Para un país y un sistema educativo en que no está del todo claro quién tiene la última palabra, quién evalúa a quien y dónde está la autoridad, por el lugar menos pensado ha aparecido un modelo. Además de reglas claras, incluye otras excentricidades: propone una cultura y un sistema de trabajo que se mide por sus resultados; hay instrucciones y consignas que se deben respetar. Hay un método, en definitiva. Quizá parezca exagerado, pero en muchísimas escuelas todo eso suena definitivamente extraño. El método es la improvisación permanente; las reglas son, en el mejor de los casos, un confuso catálogo de sugerencias; las instrucciones siempre son sospechosas: se las identifica con una rémora castrense.
Muchos participantes del reality también ofrecen un ejemplo interesante.
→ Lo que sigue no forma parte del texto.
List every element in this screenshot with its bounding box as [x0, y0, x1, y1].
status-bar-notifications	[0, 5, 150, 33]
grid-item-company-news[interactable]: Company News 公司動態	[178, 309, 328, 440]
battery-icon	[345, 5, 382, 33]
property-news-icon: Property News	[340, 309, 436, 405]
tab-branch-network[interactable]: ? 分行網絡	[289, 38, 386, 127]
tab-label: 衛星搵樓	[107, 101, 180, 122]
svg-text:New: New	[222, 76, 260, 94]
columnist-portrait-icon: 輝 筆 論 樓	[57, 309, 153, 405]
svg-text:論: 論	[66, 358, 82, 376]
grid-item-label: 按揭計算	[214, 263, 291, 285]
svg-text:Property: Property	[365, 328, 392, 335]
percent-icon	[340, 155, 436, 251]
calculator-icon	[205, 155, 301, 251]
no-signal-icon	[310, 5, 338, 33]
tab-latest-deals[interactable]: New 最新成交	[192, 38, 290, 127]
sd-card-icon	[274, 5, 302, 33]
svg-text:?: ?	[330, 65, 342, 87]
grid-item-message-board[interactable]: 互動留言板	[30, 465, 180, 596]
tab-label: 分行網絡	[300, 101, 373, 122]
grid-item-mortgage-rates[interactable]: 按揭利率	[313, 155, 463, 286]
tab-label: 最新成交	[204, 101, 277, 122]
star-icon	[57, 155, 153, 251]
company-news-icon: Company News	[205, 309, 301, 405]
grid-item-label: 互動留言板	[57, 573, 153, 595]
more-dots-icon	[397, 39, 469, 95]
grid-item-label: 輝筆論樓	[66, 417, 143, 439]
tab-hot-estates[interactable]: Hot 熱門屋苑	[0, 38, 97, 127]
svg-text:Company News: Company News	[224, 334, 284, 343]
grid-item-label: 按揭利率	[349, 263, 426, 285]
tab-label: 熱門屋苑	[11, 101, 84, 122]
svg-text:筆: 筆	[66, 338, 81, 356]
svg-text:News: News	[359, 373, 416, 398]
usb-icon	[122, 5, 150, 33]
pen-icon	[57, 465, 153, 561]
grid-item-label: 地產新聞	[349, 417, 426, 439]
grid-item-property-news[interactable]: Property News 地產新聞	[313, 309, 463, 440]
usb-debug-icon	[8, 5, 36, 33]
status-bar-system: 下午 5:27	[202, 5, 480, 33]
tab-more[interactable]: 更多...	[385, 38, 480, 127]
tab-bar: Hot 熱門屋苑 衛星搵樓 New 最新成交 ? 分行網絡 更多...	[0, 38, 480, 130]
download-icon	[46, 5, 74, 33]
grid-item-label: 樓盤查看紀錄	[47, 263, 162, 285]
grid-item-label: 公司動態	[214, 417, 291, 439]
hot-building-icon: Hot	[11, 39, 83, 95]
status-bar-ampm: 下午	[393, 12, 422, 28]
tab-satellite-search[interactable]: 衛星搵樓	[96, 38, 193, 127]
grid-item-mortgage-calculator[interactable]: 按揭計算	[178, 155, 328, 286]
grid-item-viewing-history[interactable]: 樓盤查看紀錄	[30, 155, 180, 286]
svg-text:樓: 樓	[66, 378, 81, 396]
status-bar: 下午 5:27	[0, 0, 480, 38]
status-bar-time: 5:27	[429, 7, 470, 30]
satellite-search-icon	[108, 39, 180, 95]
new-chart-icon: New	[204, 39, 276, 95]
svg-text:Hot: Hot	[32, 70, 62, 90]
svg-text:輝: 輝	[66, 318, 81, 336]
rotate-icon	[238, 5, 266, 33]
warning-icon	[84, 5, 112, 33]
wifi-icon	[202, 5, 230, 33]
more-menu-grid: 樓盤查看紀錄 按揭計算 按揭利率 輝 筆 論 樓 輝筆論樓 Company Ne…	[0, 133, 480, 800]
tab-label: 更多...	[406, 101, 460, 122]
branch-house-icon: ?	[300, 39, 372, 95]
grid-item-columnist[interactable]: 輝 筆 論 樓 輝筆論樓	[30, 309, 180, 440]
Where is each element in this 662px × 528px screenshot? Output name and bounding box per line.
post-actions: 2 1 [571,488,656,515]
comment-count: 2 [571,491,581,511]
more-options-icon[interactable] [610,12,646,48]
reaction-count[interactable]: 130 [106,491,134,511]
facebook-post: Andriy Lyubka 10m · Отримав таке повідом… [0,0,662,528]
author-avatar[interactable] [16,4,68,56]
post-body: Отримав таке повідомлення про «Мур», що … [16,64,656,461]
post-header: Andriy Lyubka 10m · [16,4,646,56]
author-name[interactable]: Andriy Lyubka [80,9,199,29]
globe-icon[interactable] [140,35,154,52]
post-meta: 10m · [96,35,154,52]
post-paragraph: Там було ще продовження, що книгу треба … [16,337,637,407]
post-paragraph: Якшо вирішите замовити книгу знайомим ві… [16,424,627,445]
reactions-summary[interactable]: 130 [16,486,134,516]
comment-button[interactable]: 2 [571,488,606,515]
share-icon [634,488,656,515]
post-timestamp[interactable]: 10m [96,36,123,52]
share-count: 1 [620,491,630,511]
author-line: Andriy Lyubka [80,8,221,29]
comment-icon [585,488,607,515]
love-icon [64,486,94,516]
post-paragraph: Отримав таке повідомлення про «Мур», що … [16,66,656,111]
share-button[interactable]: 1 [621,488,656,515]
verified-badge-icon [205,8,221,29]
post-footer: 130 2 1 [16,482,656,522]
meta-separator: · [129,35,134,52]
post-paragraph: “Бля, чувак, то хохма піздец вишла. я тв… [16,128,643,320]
Varios son profesionales consagrados en lo suyo. Sin embargo, se someten a la evaluación y al juicio de otros que, en un campo determinado, saben más que ellos. Aceptan las reglas de juego, no intentan acomodarlas a su conveniencia y mucho menos ponerse por encima de ellas. La trampa y la avivada son penalizadas. En un país donde cualquiera “chapea”, rige la ley del acomodo y es raro que alguien reconozca en otro a una autoridad, los participantes de este show ofrecen casi un modelo de ciudadanía civilizada. Podría pensarse que algunos lo hacen por fama y notoriedad. Quizá. Pero tal vez haya algo más noble: vocación de aprender, de jugar un juego limpio, de arriesgar y competir. Si así fuera, también podría ser un ejemplo para tomar nota.
Además de los participantes y el jurado, el reality tiene un conductor. Cumple un rol fundamental y protagónico, pero también muestra una actitud extraña: no intenta, en ningún caso, interferir en las decisiones de los jueces, que deliberan de manera transparente, sostienen distintos criterios, pero tratan de ponerse de acuerdo con vocación de ser ecuánimes y justos. Quizá tengamos algo que aprender de ese respeto a un tribunal que exhibe independencia, firmeza y sobriedad, y que elude, al mismo tiempo, la feria de vanidades.
Esta vez, el espectáculo más visto de la televisión no merodea por el exhibicionismo ni el mal gusto. Tampoco propone griterío ni conventillo. Quizá sea porque la televisión ya no se anima a competir con el espectáculo bizarro que ofrece la política. ¿Qué escándalo televisivo le podría ganar hoy al show de Berni contra Frederic? ¿Quién se anima a inventar algo más chocante que el vacunatorio vip? MasterChef nos ofrece, si lo queremos ver, un modelo de buena educación, de formación, esfuerzo y aprendizaje, de convivencia, de aceptación de la justicia, de ejercicio de la sana autoridad y de respeto al que sabe. No es poco para un país achatado que ha cometido la extravagancia de sentar al mérito en el banquillo de los acusados.